深度學習：系統科學的視角

04-30

1，系統科學

系統科學[1, 2] 是關於整體湧現性的基礎科學。系統科學的開創者貝塔朗菲指出，要區分兩類整體，一類是加和性整體，即非系統，不具備湧現性；另一類是非加和性整體，即系統，具有湧現性。系統科學研究的並不是一切的整體和整體性，而只關注於非加和性整體，即整體湧現性。湧現現象定性地表述為：整體具有部分及其總和所沒有的新的屬性或行為模式，用部分的性質或模式不可能全面解釋整體的性質和模式。即``整體大於部分之和。湧現現象也可定量表述為：令 $W$ 記為系統整體，由 $n$ 個部分組成；令 $p_{i}$ 記為第 $i$ 個部分， $i=1,2, cdots , n$ ；則形式化表示為 $W > sum_{i=1}^{n} p_{i}$ 。更簡潔地表述為 $2>1+1$ 。
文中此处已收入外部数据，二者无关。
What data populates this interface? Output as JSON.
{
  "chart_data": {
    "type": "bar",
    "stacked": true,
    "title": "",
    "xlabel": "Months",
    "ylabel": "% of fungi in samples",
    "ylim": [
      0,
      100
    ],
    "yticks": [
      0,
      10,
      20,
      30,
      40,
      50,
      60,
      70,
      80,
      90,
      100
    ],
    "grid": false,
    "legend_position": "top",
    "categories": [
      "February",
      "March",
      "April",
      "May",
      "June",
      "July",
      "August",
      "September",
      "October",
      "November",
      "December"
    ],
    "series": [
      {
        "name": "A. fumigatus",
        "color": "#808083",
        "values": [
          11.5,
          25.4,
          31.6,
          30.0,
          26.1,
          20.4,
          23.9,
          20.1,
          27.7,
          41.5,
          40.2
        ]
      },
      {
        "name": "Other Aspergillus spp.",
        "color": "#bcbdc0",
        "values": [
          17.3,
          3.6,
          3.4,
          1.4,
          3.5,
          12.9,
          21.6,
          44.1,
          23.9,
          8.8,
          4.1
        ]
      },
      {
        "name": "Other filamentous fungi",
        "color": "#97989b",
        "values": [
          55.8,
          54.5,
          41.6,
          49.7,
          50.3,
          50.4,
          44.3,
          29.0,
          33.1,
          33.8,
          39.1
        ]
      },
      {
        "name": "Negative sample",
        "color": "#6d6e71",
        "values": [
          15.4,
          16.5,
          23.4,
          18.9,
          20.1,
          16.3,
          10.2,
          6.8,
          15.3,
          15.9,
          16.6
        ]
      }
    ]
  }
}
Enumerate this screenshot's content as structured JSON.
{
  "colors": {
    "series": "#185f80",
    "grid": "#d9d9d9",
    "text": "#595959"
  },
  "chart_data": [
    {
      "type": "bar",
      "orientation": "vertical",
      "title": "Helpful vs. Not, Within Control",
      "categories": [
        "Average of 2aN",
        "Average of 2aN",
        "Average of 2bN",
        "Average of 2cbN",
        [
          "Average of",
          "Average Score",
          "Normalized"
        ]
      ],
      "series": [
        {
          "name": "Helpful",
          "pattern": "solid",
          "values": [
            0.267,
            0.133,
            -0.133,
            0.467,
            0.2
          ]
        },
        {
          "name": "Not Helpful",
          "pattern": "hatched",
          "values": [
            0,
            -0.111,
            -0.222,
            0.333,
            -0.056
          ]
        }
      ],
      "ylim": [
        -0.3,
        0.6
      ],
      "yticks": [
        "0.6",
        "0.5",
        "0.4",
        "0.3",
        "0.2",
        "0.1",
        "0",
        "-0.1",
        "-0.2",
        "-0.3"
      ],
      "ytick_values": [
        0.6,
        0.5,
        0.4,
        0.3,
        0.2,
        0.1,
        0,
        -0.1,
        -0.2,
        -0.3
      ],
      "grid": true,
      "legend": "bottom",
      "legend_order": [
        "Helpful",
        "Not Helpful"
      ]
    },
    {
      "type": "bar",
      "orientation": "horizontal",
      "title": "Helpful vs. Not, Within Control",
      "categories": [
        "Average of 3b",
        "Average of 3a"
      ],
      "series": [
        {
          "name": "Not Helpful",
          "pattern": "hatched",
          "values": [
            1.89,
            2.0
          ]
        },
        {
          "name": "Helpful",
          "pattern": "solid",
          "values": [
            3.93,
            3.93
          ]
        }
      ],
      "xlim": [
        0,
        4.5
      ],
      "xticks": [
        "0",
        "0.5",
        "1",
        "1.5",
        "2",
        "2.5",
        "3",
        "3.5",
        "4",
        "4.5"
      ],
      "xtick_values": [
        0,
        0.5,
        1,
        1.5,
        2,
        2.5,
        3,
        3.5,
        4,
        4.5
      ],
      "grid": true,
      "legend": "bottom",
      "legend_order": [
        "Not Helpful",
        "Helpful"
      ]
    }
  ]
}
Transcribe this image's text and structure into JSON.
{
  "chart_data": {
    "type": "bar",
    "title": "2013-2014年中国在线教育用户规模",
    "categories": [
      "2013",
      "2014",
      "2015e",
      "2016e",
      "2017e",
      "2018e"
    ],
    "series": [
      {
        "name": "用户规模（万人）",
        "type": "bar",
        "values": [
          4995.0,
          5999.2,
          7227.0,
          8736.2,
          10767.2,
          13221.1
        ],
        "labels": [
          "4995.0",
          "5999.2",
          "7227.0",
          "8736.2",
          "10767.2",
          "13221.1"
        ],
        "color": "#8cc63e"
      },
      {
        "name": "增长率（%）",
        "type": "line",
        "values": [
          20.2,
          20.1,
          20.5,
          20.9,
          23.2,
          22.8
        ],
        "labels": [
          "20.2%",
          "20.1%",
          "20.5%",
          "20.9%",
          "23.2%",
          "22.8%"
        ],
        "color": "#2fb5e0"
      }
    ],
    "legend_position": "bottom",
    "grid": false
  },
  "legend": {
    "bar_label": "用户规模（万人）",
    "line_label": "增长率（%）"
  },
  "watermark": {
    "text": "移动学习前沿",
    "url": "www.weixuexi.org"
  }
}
自然界中，存在著大量的湧現現象。比如蟻群 [3]。單個螞蟻的行為是可由一個簡單的規則集概括，如「沿著氣味前進」、「用上顎抓緊物體」、「在認為危險的地方留下氣味標記」等。但是當螞蟻聚集形成蟻群，群內各成員之間的相互作用使得蟻群的整體行為表現出來的複雜、高效和智慧令人嘆為觀止。比如，修建橋樑、跨越深溝和駕馭樹葉之舟在溪流上航行。這正是湧現現象的體現：複雜的事物是從小而簡單的事物中發展而來的。

我認為，在深度神經網路中，湧現現象不但存在，而且比較普遍，特別是面對複雜問題時所使用的複雜模型。根據穆勒提出的判斷湧現的三個條件[4]，我嘗試給出深度神經網路中湧現的定義和判據條件。

2，深度神經網路中的湧現

定義(Theorem) 深度神經網路中的湧現：深度學習模型是一個由大量基礎神經元，按照一定的並行結構和層次結構組合而成的，一個自適應、自組織的神經元網路系統；系統表現出來的整體性質是各個基礎神經元並不具備的新的屬性，也不是所有基礎神經元特性的簡單疊加。

判斷依據(Proof)

一個整體的湧現特徵不是其部分的特徵之和。
深度學習系統內的任意一個單一神經元都不可能產生強大的效能，只有當一定數量的這些簡單神經元，通過某種巧妙的組合方式，累積成某種精巧的結構之後，深度學習系統才開始具備前所未有的分類能力和特徵學習能力。大量實踐表明，這種整體新性質的出現，並不是源於系統內各部分的簡單累加。
湧現特徵的種類與組成部分特徵的種類完全不同。

在深度學習系統內，系統整體表現出來的特徵學習能力（CNN）、適應能力、可塑性（GAN [5]）、聯想記憶能力（LSTM [6]、MemoryNN [7,8,9]、NTM [10], DNC[12]）等，遠遠超過了單個神經元的二元分類特性。
湧現特徵不能從獨立考察部分的行為中推導或預測出來。
近幾年來，在computer vision [13, 14], speech recognition [15] 和 natural language processing/understanding [16]上的深度學習實踐表明，深度學習是結構與組合的藝術(Deep learning is the art of architecture and composition.)。深度學習的整體湧現性（Whole Emergence）是各組成成分按照一定的結構方式，相互作用、相互補充、相互制約而激發出來的一種結構效應，已經遠遠不可能獨立考察各部分行為而得出。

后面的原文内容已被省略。